Pense, Samira, pense. Respiro fundo tentando arquitetar alguma forma de sair daqui. E tudo indica que não posso contar com o meu pai  traidor. Ele deve estar comemorando agora pelo seu plano ter dado certo.


— Vou avisar Dimitri  que está acordada. — Avisou ela, se virando para sair. O meu coração disparou. — Será que antes de chamá-lo você pode-me trazer algo para eu comer e beber? Estou faminta e muito fraca. — Pedi, antes que ela chamasse a sombra escura. Eu não posso enfrentá-lo fraca como estou. Com ela fora do quarto, talvez eu consiga estudar uma maneira de escapar disso tudo. — Claro! Vou lhe trazer comida e também um remédio para dor. Está com dor, não está? — Perguntou ela apontando para o meu pé.— Fizemos uma compressa com ervas medicinais e pano quente. O médico foi chamado para verificar se não há nada mais grave, mas acho não quebrou nada. Concordei com um aceno. Ela me oferece um sorriso tímido e sai do quarto encostando a porta em seguida. Olho em volta a procura da minha mochila, mas nada dela. Tudo bem, se eu conseguir fugir, vou pedir asilo ao padre Simões até eu pensar em outra forma de sumir dessa cidade. Claro que agora tudo ficou mais difícil. Todo o dinheiro que juntei foi confiscado com a lata velha que o mecânico vendeu-me. Coitado.
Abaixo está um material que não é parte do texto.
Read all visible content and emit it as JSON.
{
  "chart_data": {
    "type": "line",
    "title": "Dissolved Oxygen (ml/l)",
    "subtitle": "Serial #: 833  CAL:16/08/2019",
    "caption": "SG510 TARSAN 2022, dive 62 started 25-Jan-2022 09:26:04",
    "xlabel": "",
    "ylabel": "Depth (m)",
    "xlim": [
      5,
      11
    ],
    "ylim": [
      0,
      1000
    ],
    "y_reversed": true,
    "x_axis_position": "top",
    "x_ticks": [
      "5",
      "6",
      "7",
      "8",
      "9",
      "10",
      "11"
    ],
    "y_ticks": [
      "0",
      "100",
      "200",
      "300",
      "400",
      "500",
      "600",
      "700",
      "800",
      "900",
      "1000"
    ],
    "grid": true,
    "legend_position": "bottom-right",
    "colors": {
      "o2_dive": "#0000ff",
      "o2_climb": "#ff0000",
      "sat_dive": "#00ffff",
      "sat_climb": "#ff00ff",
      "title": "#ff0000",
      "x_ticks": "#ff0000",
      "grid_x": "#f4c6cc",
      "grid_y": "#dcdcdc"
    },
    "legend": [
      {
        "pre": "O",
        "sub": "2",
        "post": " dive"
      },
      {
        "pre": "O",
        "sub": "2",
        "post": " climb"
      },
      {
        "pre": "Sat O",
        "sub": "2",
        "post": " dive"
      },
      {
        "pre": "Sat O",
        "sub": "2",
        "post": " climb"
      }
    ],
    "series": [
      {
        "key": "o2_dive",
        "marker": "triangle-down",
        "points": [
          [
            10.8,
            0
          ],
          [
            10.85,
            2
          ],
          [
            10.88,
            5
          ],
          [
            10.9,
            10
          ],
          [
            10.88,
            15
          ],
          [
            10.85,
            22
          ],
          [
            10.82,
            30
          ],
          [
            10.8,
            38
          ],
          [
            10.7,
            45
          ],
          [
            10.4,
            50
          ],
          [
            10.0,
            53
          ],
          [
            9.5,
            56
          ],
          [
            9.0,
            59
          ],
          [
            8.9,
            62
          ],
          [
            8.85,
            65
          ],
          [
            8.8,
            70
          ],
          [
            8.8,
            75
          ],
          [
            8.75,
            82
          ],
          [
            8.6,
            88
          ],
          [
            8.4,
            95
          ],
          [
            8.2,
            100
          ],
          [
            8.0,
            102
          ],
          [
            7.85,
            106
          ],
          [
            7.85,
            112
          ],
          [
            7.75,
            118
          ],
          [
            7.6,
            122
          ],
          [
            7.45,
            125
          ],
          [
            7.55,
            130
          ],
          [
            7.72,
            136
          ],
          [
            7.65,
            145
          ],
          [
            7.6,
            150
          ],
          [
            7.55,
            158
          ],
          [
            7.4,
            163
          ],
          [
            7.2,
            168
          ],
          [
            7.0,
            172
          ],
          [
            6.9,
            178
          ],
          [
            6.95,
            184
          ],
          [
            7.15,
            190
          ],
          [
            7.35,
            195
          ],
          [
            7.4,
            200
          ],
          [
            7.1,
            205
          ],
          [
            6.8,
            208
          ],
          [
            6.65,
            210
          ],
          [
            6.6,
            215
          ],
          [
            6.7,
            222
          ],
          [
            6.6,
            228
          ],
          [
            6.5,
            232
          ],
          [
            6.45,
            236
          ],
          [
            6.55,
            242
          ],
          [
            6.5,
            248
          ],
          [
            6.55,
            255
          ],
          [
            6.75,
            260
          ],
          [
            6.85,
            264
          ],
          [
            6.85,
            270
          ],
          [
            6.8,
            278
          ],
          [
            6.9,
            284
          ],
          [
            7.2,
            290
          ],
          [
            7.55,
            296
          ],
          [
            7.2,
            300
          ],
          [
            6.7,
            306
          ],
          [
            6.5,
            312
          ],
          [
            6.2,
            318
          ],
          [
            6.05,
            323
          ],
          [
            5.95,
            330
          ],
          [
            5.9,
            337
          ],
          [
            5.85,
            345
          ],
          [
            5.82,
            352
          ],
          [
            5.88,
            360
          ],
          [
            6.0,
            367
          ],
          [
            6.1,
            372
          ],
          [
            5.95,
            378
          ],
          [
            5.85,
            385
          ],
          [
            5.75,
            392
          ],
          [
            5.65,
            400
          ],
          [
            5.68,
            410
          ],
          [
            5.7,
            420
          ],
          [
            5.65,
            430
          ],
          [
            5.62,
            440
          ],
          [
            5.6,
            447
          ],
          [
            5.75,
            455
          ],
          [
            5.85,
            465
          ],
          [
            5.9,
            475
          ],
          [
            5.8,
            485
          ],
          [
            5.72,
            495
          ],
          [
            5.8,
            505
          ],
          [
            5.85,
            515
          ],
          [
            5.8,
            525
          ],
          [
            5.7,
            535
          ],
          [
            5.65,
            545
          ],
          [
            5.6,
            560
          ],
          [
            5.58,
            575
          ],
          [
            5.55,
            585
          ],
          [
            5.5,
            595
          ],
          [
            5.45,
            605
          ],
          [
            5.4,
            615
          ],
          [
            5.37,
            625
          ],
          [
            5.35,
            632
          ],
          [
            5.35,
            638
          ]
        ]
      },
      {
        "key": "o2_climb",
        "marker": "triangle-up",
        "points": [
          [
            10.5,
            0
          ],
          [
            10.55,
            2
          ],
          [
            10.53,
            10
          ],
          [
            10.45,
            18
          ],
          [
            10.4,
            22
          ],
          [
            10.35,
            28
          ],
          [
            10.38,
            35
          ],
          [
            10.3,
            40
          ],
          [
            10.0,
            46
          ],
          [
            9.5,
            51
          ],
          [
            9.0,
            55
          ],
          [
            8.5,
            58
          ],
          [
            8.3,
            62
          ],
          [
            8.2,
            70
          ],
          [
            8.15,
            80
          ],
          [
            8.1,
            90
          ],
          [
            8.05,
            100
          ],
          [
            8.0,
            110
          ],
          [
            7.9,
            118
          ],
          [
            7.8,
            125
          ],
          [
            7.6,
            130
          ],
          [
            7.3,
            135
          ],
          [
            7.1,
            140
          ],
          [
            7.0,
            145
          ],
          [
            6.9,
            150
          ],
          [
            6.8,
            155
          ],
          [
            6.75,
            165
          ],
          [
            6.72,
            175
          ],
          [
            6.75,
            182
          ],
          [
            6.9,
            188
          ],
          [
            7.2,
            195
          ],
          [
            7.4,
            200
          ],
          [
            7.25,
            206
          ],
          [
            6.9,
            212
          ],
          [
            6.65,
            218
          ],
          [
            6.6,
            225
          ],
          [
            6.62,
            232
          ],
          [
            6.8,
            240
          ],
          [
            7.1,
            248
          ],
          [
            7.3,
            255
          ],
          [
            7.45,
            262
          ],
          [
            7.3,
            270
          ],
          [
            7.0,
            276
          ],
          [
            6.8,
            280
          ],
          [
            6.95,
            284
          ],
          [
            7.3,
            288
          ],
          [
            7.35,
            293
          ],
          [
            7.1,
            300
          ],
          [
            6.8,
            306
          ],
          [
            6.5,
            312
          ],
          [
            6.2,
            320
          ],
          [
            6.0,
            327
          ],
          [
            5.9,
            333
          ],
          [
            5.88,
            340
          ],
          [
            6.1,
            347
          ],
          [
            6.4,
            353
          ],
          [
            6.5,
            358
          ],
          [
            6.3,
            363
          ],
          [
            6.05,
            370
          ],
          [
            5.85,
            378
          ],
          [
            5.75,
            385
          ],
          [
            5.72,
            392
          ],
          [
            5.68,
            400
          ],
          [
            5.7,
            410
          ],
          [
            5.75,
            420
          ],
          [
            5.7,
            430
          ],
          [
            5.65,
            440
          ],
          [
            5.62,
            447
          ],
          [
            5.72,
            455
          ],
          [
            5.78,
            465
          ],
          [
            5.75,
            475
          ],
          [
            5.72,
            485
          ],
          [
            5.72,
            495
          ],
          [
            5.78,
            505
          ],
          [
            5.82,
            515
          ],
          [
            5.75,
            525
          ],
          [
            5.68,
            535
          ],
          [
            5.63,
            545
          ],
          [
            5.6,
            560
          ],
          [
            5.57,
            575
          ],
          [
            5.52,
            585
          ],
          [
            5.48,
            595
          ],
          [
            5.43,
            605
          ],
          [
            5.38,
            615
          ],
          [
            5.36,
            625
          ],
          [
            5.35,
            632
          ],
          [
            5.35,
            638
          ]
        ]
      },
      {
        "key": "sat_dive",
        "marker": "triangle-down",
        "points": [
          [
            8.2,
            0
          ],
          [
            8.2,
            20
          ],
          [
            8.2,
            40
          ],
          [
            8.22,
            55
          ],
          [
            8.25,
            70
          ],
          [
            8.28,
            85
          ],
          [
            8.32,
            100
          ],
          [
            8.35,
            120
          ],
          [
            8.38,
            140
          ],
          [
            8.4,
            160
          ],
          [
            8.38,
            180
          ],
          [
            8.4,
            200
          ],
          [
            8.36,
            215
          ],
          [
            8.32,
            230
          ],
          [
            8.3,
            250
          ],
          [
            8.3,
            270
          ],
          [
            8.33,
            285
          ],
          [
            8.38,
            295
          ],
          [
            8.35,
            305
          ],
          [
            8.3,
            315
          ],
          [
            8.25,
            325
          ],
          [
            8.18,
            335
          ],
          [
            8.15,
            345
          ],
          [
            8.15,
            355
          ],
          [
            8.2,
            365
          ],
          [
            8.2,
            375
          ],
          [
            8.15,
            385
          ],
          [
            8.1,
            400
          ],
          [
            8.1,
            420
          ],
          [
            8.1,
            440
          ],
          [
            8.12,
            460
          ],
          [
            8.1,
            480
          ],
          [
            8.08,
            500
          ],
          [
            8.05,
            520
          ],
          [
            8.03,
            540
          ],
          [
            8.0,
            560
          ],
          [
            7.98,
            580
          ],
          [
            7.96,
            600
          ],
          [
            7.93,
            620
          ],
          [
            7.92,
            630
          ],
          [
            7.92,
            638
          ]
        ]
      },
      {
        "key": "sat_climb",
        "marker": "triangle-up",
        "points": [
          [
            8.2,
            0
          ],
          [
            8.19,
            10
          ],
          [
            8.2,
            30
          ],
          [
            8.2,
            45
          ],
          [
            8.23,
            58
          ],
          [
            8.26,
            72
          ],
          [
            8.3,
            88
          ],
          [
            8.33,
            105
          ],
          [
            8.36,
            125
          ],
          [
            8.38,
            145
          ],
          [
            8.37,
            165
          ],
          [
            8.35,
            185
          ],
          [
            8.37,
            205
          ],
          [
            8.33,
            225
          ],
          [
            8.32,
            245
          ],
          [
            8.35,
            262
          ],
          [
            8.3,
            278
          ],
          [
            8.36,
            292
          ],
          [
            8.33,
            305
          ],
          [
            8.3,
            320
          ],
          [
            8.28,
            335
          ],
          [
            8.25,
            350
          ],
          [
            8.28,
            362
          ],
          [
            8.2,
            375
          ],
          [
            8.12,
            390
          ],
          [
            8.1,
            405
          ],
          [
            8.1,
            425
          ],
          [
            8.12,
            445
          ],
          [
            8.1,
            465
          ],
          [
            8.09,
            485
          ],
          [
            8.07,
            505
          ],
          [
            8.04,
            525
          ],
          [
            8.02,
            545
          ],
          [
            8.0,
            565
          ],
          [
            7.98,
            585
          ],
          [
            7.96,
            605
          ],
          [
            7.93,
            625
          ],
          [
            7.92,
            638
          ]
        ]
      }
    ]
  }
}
Espero que não tenham o castigado por minha causa. Padre Simões é o único que eles não suspeitariam e em quem posso confiar, mas para isso tenho que chegar até a igreja. Vou até à janela para poder ter alguma ideia de onde estou. Assim que os meus olhos batem no grande muro de pedras cercando a casa, penso o quanto sou uma pessoa inutilmente esperançosa. O lugar parece uma fortaleza. Há duas torres, uma de cada lado do muro da frente, de onde uma luz forte dança de um lado e de outro por toda parte. Certamente há atiradores vigiando lá de cima. Olho em volta e há mais homens. Decido inspecionar a casa antes que a jovem volte com a comida. Abro a porta e sigo pelo corredor comprido. Ouço vozes masculinas e exaltadas vindo do andar de baixo.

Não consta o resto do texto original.